President Donald Trump in a late Tuesday night tweet issued his strongest veto threat yet on a must-pass defense spending bill should lawmakers not strip language requiring bases named after Confederate leaders be rechristened.

Democratic Sen. Elizabeth Warren of Massachusetts proposed requiring the bases be renamed as a part of the annual defense authorization bill.
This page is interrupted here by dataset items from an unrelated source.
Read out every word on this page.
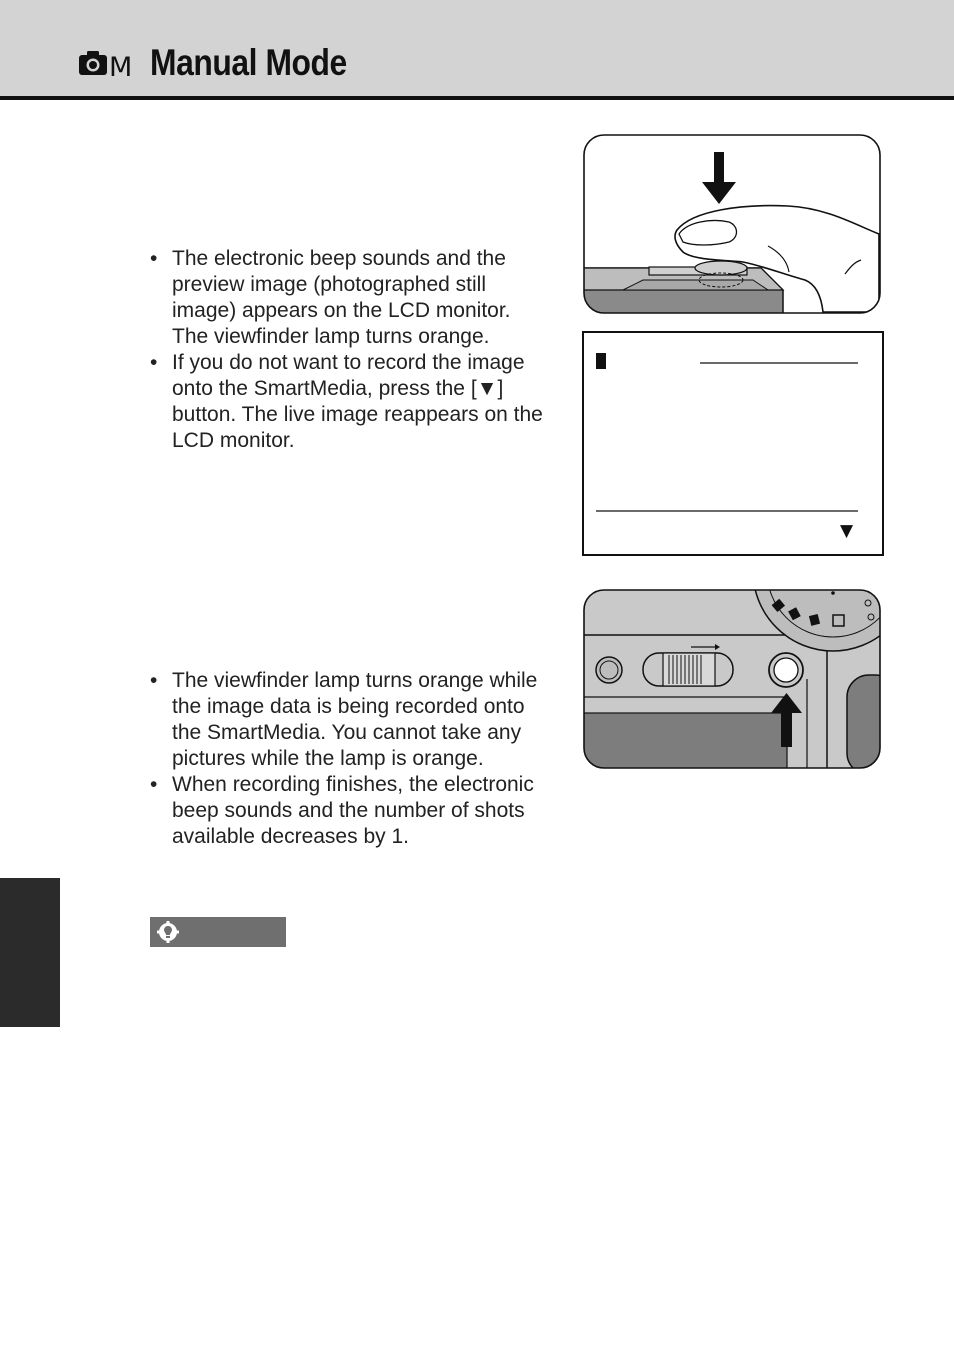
M Manual Mode
• The electronic beep sounds and the preview image (photographed still image) appears on the LCD monitor. The viewfinder lamp turns orange.
• If you do not want to record the image onto the SmartMedia, press the [▼] button. The live image reappears on the LCD monitor.
▼
• The viewfinder lamp turns orange while the image data is being recorded onto the SmartMedia. You cannot take any pictures while the lamp is orange.
• When recording finishes, the electronic beep sounds and the number of shots available decreases by 1.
The legislation funds the Pentagon and is often one of the few pieces of legislation that Congress can be counted on to pass each year in order to fund the country’s military operations.

However, Trump – using an offensive nickname for Warren – has now made the bill the latest flashpoint in his defense of monuments to the Confederacy and other racist leaders from the country’s past as he attempts to distract from a new nationwide peak in coronavirus cases and his own plummeting poll numbers.

“I will Veto the Defense Authorization Bill if the Elizabeth ‘Pocahontas’ Warren (of all people!) Amendment, which will lead to the renaming (plus other bad things!) of Fort Bragg, Fort Robert E. Lee, and many other Military Bases from which we won Two World Wars, is in the Bill!” Trump said in his tweet, not specifying what “other bad things” were included in the proposal.

Warren’s amendment to the legislation calls for removing the names of Confederate leaders from all military assets – base, installation, facility, aircraft, ship, plane or other type of equipment – within three years. The amendment was added to the bill in a closed-door Senate Armed Services Committee vote, which is controlled by Republicans. Some GOP lawmakers supported the measure.

In the wake of the death of George Floyd, a Black man killed by a White police officer in Minneapolis, the military had seemed open to a conversation about renaming the bases named for Confederate military figures, but Trump put the kibosh on such a move in a tweet in June.

While Trump has often said in his statements about the bases that he opposes renaming places where troops were trained during the First and Second World Wars, the push falls in line with his desire to see statues to Confederate leaders continue to stand despite popular sentiment shifting in the opposite direction.

In one major example of the ground shifting under the President’s feet, Mississippi Gov. Tate Reeves, a Republican, on Tuesday signed a bill into law retiring the state flag, which contained an emblem of the Confederate battle flag in one of the corners. That bill had been passed by a GOP-dominated state legislature.